Kircus spent the 2006 with the Denver Broncos, where he recorded 9 receptions for 187 yards, and also returned 6 punts for 86 yards. He was active in all 16 games that season. He did not appear in a game during the 2007 NFL season after being released by the Broncos during training camp.

Kircus signed with the Miami Dolphins for the 2008 NFL season, but was released during training camp.

Kircus later signed with the Montreal Alouettes but was released on June 13, 2009.

In 2009 Kircus signed with the Las Vegas Locomotives of the United Football League, where he was the team's leading receiver. The Locomotives went on to win the 2009 UFL Championship Game.

Kircus signed with the Omaha Nighthawks for the 2010 UFL season.

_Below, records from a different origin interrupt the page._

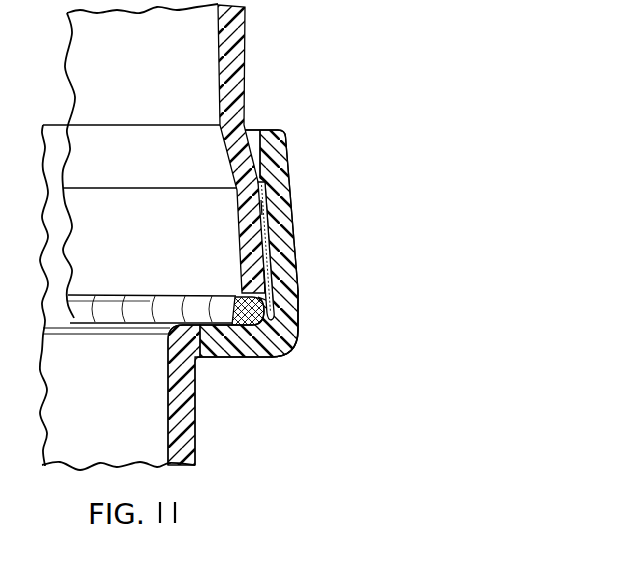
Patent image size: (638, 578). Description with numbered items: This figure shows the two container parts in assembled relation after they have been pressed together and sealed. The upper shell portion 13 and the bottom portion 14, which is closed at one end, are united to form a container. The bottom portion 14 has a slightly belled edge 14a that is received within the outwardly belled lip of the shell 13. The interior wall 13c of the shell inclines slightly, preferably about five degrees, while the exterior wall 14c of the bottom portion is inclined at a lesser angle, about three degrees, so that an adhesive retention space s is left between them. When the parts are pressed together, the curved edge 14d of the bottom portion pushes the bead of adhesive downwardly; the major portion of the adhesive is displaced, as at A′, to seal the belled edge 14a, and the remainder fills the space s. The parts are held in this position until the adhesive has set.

The bottom portion 14 is at (248, 43).
The belled edge 14a is at (290, 193).
The exterior wall 14c is at (264, 227).
The curved edge 14d is at (296, 324).
The upper shell portion 13 is at (198, 411).
The interior wall 13c is at (296, 237).
The adhesive retention space s is at (255, 211).
The displaced adhesive major portion A′ is at (237, 297).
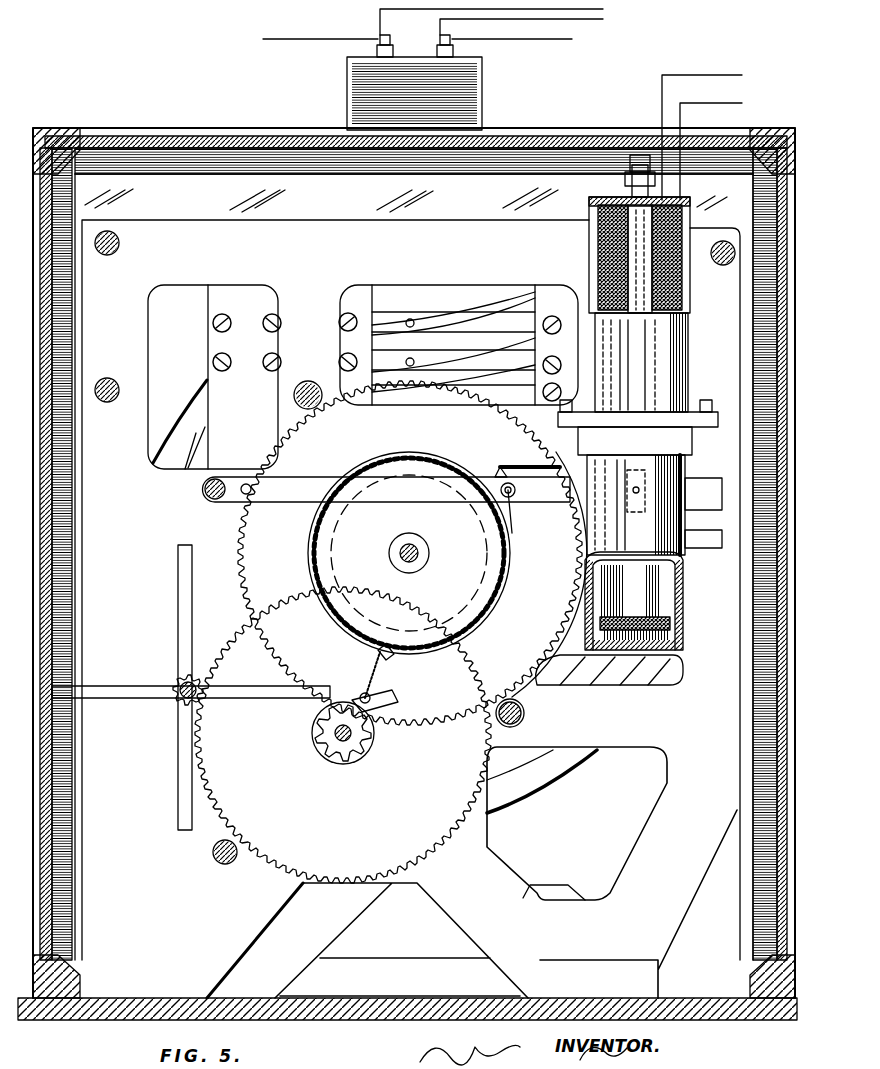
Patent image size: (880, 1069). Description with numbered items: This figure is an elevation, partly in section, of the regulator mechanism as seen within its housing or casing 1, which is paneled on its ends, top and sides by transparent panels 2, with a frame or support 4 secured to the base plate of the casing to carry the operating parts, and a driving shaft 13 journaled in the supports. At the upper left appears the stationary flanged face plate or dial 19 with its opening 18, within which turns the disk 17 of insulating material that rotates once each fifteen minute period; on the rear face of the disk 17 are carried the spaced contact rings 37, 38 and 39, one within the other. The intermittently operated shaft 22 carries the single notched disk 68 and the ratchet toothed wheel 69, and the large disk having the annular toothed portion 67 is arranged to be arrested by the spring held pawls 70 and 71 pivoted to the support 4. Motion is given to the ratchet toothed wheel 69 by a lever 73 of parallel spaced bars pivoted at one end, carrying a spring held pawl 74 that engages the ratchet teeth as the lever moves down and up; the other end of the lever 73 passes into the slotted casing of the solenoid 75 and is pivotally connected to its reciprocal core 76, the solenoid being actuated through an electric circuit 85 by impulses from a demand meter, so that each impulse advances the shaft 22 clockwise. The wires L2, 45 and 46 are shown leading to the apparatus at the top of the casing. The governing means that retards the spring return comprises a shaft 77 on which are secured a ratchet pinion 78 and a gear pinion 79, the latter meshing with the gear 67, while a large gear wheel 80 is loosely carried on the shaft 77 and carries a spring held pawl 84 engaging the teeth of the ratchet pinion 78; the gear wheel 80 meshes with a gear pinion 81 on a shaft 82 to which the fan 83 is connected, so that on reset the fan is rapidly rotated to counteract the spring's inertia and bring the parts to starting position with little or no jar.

The housing or casing 1 is at (378, 1018).
The transparent panels 2 is at (188, 140).
The frame or support 4 is at (415, 890).
The driving shaft 13 is at (220, 864).
The disk 17 is at (186, 400).
The opening 18 is at (172, 430).
The flanged face plate or dial 19 is at (214, 377).
The intermittently operated shaft 22 is at (400, 553).
The contact ring 37 is at (418, 376).
The contact ring 38 is at (461, 372).
The contact ring 39 is at (500, 330).
The lead wire 45 is at (588, 12).
The lead wire 46 is at (531, 20).
The annular toothed portion 67 is at (497, 408).
The single notched disk 68 is at (468, 605).
The ratchet toothed wheel 69 is at (312, 540).
The spring held pawl 70 is at (496, 718).
The spring held pawl 71 is at (322, 382).
The lever 73 is at (702, 488).
The pawl 74 is at (508, 515).
The solenoid 75 is at (683, 372).
The reciprocal core 76 is at (660, 585).
The shaft 77 is at (333, 735).
The ratchet pinion 78 is at (330, 752).
The gear pinion 79 is at (335, 763).
The large gear wheel 80 is at (445, 832).
The gear pinion 81 is at (182, 700).
The shaft 82 is at (178, 682).
The fan 83 is at (110, 697).
The spring held pawl 84 is at (362, 696).
The electric circuit 85 is at (712, 84).
The line L2 is at (402, 38).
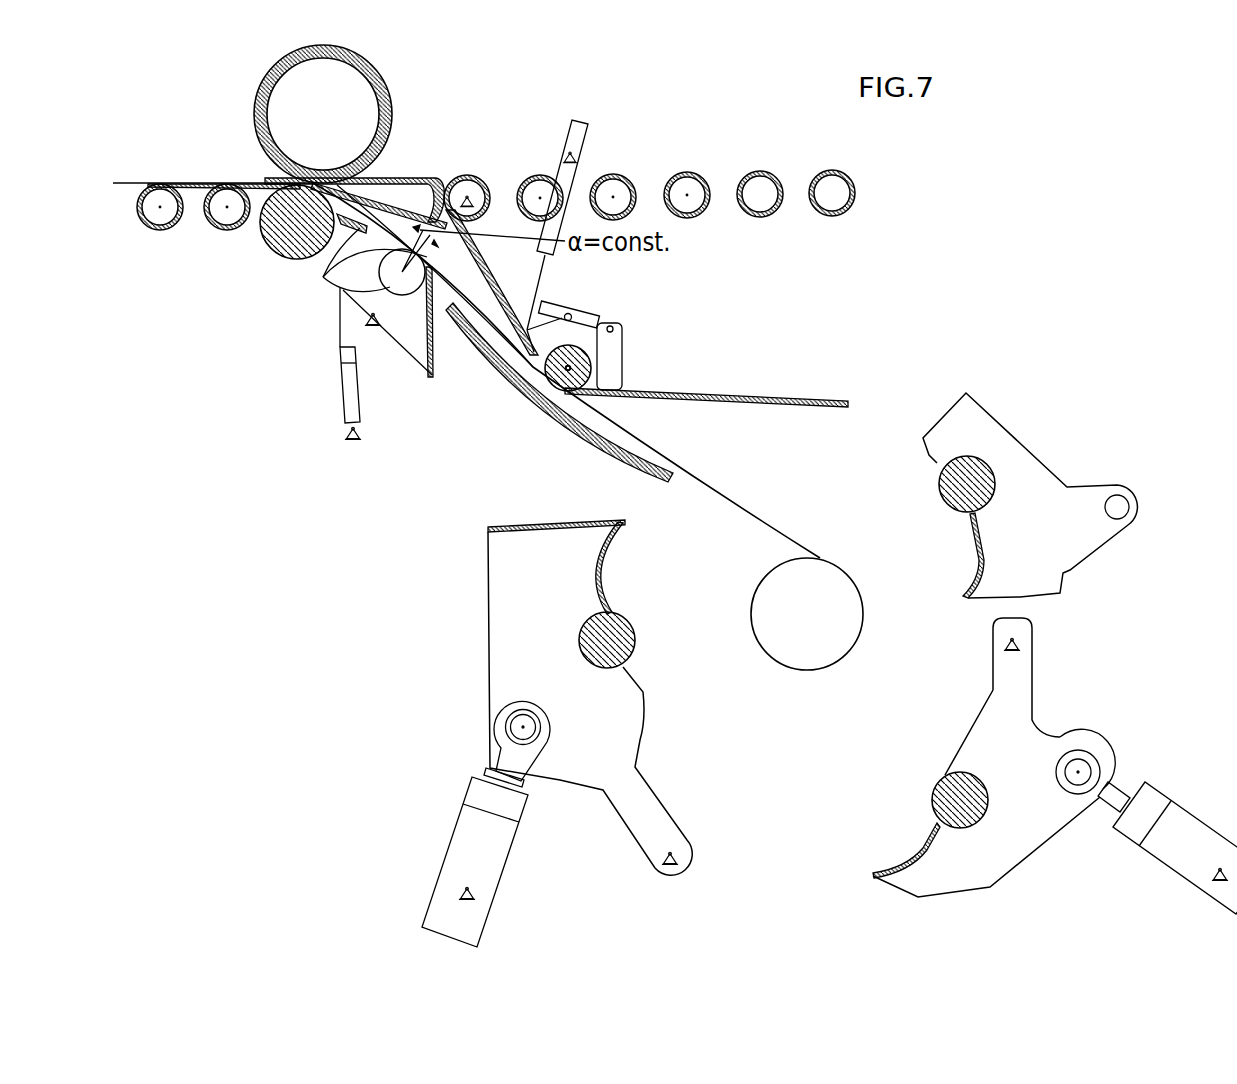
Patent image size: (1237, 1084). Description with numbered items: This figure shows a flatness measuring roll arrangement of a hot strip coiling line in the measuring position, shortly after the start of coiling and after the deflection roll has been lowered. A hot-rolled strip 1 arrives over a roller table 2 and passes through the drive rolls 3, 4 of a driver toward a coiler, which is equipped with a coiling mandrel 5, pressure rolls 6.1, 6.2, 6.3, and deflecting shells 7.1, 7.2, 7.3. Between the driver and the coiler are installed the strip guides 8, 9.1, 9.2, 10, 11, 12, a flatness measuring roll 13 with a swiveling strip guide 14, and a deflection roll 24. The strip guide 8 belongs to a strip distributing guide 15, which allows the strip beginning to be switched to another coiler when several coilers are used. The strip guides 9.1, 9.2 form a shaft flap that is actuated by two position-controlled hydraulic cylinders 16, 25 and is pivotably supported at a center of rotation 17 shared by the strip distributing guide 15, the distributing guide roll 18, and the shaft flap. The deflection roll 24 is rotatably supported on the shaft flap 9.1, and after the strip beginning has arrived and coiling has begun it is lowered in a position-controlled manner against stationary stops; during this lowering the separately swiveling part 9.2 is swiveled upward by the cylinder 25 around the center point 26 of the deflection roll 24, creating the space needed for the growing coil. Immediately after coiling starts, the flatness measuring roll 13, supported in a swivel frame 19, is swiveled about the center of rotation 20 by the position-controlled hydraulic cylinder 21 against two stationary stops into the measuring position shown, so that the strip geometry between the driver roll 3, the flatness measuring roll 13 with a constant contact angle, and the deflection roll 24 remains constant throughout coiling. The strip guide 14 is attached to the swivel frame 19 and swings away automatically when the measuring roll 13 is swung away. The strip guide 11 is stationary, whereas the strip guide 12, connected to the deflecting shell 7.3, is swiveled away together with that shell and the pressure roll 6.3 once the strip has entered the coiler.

The hot-rolled strip 1 is at (120, 183).
The roller table 2 is at (170, 232).
The drive roll 3 is at (278, 243).
The drive roll 4 is at (385, 83).
The coiling mandrel 5 is at (783, 647).
The pressure roll 6.1 is at (955, 490).
The pressure roll 6.2 is at (932, 793).
The pressure roll 6.3 is at (595, 642).
The deflecting shell 7.1 is at (982, 562).
The deflecting shell 7.2 is at (922, 850).
The deflecting shell 7.3 is at (597, 572).
The strip guide 8 is at (400, 205).
The shaft flap 9.1 is at (497, 280).
The shaft flap 9.2 is at (715, 393).
The strip guide 10 is at (327, 260).
The strip guide 11 is at (600, 440).
The strip guide 12 is at (563, 517).
The flatness measuring roll 13 is at (390, 280).
The swiveling strip guide 14 is at (433, 345).
The strip distributing guide 15 is at (420, 197).
The position-controlled hydraulic cylinder 16 is at (588, 127).
The center of rotation 17 is at (467, 183).
The distributing guide roll 18 is at (492, 190).
The swivel frame 19 is at (410, 340).
The center of rotation 20 is at (375, 328).
The position-controlled hydraulic cylinder 21 is at (343, 368).
The deflection roll 24 is at (578, 367).
The position-controlled hydraulic cylinder 25 is at (583, 313).
The center point of the deflecting roll 26 is at (565, 378).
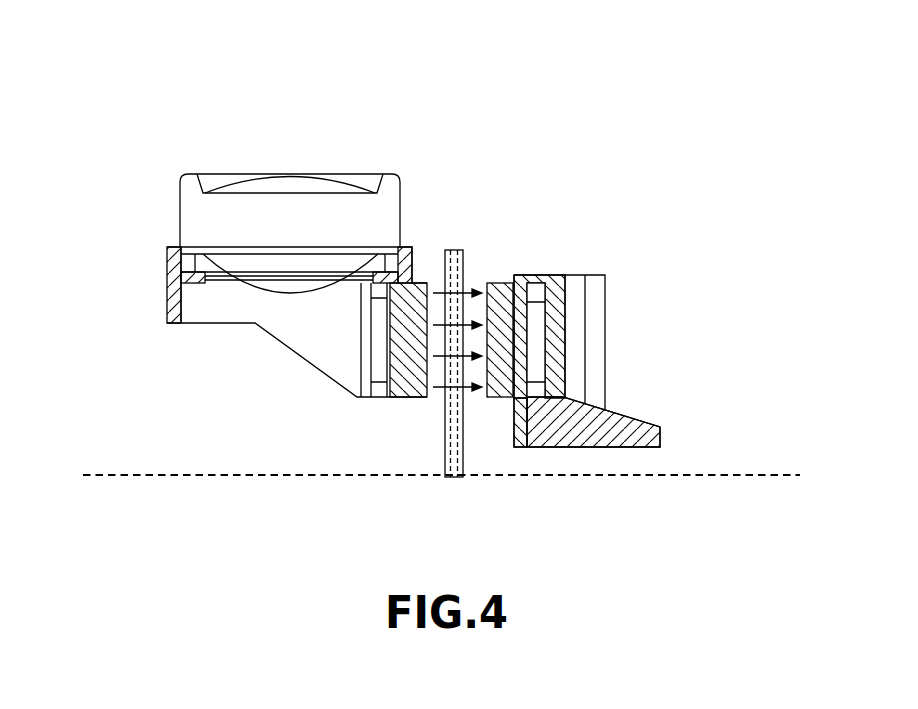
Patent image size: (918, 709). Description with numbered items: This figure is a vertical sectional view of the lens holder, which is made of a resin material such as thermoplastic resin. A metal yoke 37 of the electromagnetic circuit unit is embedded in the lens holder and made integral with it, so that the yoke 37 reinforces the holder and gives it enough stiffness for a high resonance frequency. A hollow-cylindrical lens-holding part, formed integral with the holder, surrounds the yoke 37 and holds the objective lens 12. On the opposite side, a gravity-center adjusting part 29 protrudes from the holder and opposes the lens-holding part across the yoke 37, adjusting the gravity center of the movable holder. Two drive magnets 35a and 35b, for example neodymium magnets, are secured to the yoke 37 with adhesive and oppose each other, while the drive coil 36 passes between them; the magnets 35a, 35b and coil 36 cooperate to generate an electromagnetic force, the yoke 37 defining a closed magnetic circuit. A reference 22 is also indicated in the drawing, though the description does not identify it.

The objective lens 12 is at (293, 198).
The housing body 22 is at (550, 277).
The gravity-center adjusting part 29 is at (622, 418).
The drive magnet 35a is at (414, 300).
The drive magnet 35b is at (500, 302).
The drive coil 36 is at (450, 437).
The yoke 37 is at (533, 283).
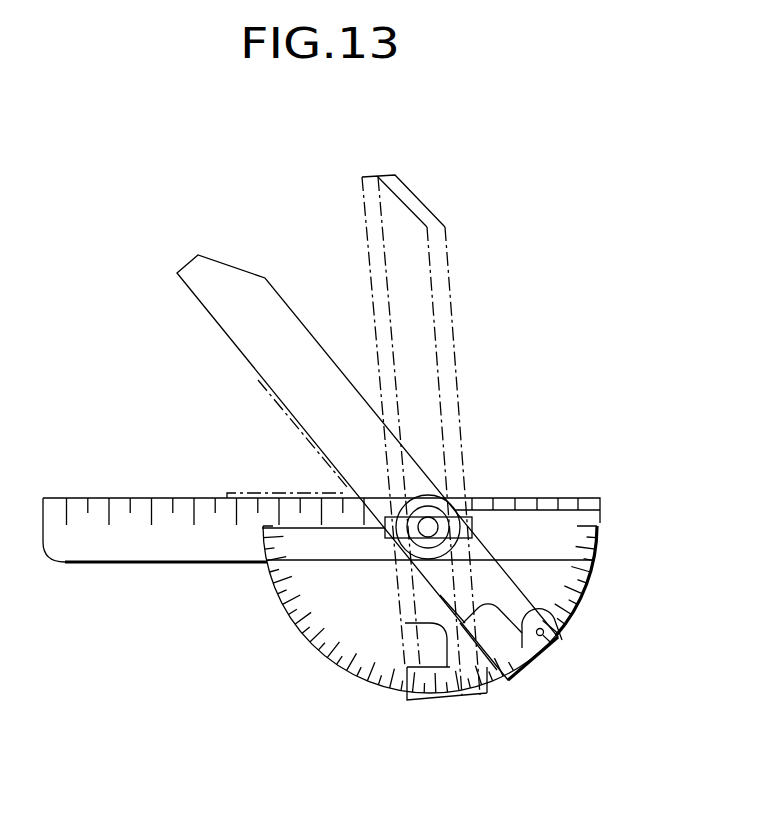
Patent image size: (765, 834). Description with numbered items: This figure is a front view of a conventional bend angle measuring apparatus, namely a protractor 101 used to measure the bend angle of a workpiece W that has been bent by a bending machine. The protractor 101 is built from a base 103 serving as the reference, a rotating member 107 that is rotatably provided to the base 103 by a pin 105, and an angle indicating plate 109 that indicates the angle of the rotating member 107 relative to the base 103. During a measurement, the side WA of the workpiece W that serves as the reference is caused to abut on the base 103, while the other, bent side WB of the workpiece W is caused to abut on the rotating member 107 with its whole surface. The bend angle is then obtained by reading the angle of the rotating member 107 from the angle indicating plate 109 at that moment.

The protractor 101 is at (563, 366).
The base 103 is at (78, 498).
The pin 105 is at (450, 497).
The rotating member 107 is at (238, 268).
The angle indicating plate 109 is at (592, 587).
The workpiece W is at (173, 373).
The side of the workpiece serving as reference WA is at (267, 493).
The bent side of the workpiece WB is at (285, 420).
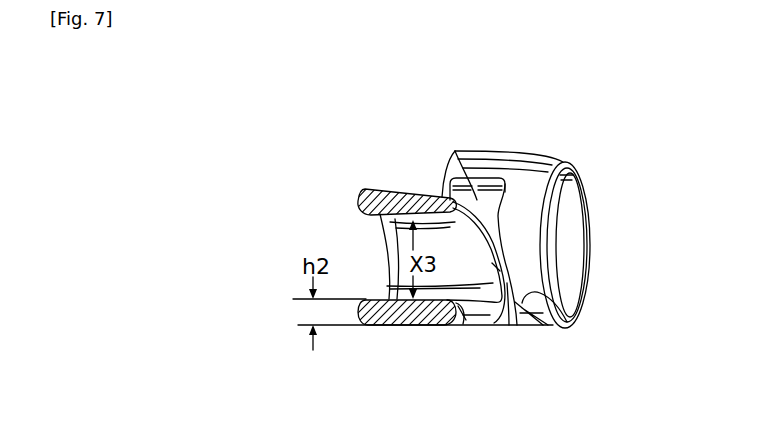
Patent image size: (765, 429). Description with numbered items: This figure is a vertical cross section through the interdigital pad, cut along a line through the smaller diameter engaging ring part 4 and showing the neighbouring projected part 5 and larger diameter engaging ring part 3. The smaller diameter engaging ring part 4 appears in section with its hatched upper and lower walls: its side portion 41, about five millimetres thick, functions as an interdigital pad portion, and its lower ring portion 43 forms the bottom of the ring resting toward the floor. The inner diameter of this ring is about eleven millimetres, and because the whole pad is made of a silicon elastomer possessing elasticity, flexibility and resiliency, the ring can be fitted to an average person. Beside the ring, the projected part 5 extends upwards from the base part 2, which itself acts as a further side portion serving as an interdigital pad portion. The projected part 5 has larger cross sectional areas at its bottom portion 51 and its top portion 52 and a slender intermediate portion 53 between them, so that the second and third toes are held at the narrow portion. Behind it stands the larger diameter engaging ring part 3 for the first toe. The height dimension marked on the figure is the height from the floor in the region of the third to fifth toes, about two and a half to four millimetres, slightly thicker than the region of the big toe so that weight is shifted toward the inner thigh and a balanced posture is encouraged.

However, on September 18, 2010, he was released by the team following an arrest on misdemeanor charges outside a gas station in Rockford, Michigan.
Kircus' misdemeanor charge was reduced due to an investigation proving he acted out of instinct on his September arrest that resulted in his release from the Nighthawks.

Kircus was a member of the Virginia Destroyers in 2012.

==Personal life==
Nicknamed "Circus Kircus" by Grand Valley Lanthorn sports editor Michael Kohon for his acrobatic catches, he is the son of Anthony and Elaine Kircus. He grew up in Imlay City, The Gateway to the Thumb of Michigan.

After being cut by the Lions in 2005, Kircus was employed as a sandwich artist at a Subway in Howell, Michigan. The store, owned by a friend, allowed Kircus to remain in the Metro Detroit area while still pursuing his football career.

In May 2007, Kircus was involved in an early morning altercation with a man in Centennial, Colorado. Kircus, who claimed self-defense, was allowed to remain with the Broncos after taking a polygraph test. Originally charged with felony assault, Kircus instead pleaded guilty to a misdemeanor and was sentenced to 2 years probation. His release from the Broncos was unrelated to the incident according to head coach Mike Shanahan. Kircus filed for bankruptcy protection in 2010 as a result of continued compensation claims by the victim.

On September 15, 2010, Kircus was arrested at a gas station in Rockford, Michigan. He was charged with obstructing a police officer and driving with a suspended license.